Und dass die Antwort auf diese Herausforderung deshalb keinesfalls heißen kann:
„Augen zu und durch” oder gar „Weiter so” Denn heute geht es nicht nur
um einen „Trend zum Personalabbau” Es geht um Arbeitsplatzvernichtung in bisher
nicht gekannten Dimensionen. Und es geht, angesichts von Klimakatastrophe und Peak Oil, um
eine dringend nötige Veränderung unseres Mobilitätsmodells weg vom Pkw-
beherrschten Individualverkehr. Wer den Kopf nicht in den Sand steckt, kann heute auch schon
wissen, dass auch Hybrid- und Elektroantriebe keine weltweit verallgemeinerbare Antwort auf
Peak Oil sind. Denn auch dafür gäbe es weltweit die Rohstoffe in erforderlicher
Menge nicht.
Es gibt allerdings einen
Rohstoff, der im Überfluss vorhanden ist: das Produktionswissen und die technische
Kreativität der Facharbeiter und Entwickler in den Autobetrieben.

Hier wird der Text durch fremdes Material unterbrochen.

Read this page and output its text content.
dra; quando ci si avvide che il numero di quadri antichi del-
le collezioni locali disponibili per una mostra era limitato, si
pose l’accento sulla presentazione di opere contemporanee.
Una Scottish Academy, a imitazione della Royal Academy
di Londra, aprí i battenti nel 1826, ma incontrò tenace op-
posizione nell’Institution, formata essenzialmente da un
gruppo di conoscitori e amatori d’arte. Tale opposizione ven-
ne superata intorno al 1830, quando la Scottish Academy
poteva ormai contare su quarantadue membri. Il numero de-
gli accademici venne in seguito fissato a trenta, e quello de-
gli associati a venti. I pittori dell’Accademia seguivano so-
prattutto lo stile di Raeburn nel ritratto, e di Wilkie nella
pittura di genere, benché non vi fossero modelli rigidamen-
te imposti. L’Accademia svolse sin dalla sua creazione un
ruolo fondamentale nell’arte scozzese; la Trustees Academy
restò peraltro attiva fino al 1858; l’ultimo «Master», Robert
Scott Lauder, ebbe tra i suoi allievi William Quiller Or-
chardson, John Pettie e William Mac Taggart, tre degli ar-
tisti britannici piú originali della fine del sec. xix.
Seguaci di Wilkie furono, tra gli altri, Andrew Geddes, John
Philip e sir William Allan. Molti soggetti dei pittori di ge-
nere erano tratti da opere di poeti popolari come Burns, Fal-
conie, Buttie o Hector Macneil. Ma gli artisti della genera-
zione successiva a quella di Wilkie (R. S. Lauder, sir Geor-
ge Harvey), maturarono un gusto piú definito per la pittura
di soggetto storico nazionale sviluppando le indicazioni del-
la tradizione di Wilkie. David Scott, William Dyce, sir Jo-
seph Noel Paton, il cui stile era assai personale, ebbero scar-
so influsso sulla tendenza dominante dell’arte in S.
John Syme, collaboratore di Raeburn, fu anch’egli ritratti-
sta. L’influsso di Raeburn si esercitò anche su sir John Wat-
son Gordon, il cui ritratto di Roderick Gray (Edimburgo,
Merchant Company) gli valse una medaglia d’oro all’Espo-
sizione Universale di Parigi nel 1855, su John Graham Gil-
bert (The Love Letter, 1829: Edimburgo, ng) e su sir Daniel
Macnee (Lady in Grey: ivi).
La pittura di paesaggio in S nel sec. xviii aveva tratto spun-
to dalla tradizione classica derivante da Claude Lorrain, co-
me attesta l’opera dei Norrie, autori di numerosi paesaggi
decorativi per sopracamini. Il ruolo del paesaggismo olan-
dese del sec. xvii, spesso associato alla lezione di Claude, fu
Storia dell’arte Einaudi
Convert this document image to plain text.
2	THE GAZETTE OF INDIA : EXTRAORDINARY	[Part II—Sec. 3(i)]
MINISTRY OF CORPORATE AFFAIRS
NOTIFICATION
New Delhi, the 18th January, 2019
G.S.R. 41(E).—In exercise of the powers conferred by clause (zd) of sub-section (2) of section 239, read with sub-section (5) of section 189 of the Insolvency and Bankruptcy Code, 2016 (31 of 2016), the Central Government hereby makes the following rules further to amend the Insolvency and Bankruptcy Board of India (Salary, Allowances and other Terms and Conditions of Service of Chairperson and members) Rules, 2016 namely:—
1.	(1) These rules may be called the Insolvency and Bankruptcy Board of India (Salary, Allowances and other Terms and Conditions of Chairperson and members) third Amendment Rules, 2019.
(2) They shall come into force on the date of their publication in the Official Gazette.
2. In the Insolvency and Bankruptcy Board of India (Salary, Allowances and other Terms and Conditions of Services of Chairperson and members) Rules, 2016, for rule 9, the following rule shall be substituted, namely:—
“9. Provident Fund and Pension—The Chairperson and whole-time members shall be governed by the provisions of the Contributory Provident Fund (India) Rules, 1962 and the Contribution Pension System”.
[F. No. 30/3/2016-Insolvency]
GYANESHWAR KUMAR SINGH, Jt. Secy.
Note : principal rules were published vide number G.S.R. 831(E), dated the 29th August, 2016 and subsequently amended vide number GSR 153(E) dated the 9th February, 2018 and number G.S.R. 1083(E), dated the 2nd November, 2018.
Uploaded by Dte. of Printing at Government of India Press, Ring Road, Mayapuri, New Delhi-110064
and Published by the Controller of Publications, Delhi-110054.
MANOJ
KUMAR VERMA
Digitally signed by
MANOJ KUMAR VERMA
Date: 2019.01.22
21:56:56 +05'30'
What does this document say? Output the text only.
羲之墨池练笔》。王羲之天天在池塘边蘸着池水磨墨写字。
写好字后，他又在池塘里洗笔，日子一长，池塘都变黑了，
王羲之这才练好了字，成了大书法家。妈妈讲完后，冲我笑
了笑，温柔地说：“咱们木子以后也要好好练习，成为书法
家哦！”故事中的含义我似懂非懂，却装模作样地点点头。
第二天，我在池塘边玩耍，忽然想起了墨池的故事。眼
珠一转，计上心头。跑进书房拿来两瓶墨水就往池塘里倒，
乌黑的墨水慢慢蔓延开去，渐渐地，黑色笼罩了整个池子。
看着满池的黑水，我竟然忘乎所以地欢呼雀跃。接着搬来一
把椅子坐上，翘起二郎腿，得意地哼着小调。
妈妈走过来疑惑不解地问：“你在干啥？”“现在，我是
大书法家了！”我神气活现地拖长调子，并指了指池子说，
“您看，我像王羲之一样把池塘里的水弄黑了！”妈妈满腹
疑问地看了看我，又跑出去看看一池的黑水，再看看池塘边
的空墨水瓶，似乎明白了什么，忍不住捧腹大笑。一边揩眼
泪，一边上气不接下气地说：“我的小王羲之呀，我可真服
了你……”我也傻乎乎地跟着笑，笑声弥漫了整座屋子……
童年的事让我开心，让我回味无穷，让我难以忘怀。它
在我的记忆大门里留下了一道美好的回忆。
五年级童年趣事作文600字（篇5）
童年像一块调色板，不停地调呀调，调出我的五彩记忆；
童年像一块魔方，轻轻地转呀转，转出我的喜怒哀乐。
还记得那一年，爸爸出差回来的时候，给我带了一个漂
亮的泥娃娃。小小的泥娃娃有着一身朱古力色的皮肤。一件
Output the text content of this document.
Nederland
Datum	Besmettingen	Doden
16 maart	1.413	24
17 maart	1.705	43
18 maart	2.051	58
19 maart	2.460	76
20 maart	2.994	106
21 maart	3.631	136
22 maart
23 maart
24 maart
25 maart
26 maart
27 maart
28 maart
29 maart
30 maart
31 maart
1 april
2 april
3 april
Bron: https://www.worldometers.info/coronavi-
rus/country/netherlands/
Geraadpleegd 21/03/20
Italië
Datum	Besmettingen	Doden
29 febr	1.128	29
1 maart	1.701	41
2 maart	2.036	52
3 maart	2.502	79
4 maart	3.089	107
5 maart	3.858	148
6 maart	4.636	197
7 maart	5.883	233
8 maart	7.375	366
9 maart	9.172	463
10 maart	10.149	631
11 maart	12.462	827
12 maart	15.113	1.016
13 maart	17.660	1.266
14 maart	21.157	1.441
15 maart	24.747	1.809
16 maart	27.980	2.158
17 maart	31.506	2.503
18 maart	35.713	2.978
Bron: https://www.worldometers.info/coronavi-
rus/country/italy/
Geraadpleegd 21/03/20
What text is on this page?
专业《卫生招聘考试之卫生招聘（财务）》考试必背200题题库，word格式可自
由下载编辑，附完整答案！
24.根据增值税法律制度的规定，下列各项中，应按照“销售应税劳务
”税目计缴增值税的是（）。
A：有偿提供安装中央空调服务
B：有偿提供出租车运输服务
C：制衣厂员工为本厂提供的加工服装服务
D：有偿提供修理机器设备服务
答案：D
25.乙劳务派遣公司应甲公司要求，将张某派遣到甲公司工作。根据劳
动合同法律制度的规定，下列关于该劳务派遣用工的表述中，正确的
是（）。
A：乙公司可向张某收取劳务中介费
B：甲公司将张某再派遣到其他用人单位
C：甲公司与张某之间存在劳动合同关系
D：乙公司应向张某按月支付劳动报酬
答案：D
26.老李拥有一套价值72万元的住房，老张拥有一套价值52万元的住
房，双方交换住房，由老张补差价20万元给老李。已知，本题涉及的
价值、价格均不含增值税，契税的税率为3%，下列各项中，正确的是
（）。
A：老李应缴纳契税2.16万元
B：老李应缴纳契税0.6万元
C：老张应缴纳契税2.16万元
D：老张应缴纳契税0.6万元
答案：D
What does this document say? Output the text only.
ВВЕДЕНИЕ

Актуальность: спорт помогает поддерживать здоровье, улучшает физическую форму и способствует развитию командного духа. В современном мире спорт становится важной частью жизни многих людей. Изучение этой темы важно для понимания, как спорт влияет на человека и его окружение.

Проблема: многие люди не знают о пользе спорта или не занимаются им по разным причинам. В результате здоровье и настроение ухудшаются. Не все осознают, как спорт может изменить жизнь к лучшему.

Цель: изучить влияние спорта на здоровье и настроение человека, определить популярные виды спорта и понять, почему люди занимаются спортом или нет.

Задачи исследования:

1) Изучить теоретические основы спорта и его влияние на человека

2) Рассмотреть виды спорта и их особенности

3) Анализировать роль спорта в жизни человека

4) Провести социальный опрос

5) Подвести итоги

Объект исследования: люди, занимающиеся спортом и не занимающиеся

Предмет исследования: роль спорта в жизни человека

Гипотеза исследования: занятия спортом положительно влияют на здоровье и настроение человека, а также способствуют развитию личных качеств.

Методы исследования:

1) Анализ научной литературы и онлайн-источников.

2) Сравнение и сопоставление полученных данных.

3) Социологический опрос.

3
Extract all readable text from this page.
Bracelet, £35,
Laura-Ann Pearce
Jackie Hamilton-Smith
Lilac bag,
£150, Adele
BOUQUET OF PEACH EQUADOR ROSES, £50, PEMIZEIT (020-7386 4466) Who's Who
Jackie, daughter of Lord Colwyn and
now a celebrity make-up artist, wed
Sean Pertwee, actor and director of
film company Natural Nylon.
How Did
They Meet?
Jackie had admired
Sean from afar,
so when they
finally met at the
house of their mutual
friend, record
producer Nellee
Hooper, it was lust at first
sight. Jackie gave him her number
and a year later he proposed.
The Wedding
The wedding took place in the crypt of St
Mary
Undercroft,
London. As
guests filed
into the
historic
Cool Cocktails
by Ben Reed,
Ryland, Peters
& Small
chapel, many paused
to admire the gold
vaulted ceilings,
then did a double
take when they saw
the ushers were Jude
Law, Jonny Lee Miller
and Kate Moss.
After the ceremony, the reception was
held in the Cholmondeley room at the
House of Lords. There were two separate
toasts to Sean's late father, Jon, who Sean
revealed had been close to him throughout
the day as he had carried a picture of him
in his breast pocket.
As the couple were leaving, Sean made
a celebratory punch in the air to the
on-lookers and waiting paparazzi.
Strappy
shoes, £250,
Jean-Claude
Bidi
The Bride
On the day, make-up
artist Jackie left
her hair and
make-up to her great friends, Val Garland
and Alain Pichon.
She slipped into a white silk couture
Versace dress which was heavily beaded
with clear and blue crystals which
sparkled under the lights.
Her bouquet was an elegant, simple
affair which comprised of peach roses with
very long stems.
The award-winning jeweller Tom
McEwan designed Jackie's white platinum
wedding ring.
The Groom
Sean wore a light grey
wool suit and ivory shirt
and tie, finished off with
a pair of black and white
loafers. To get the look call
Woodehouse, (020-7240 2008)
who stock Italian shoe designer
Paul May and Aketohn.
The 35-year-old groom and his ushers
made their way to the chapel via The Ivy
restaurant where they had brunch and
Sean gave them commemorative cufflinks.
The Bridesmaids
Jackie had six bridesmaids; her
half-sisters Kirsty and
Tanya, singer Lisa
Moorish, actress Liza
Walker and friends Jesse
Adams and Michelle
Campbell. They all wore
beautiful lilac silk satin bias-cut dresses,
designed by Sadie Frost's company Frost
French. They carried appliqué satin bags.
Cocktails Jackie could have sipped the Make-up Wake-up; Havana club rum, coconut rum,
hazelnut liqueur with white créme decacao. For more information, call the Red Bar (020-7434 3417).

Sie können nicht
nur Verbrennungs-, Hybrid- oder Elektromotoren für Pkw bauen.
In der Strukturkrise der
britischen Flugzeugindustrie Mitte der 70er Jahre wehrte sich die Belegschaft des
Kriegsflugzeugbauers Lucas Aerospace gegen ihre Abwicklung unter der Parole: „Statt
Waffen nützliche Dinge produzieren!"
In der deutschen Werftenkrise
gründeten Gewerkschafter, Ingenieure und Facharbeiter von Blohm & Voss
„Konversionsarbeitskreise”, um die Produktion auf sozial sinnvolle und
ökologisch verträgliche Produkte umzustellen. Die Kollegen der Autoindustrie
können ihr Wissen für das notwendige Umsteuern ebenso nutzbar machen, wie damals
ihre Kollegen von Lucas und Blohm & Voss.
Gewollt und organisiert von
der Gewerkschaft vor Ort, flankiert von Mobilisierungen gegen Arbeitsplatzvernichtung und
für radikale Arbeitszeitverkürzung bei vollem Lohn, könnte dies ein Schritt
sein, um das vor uns liegende „Zeitfenster” weit aufzustoßen und eine
alternative Produktion in Angriff zu nehmen.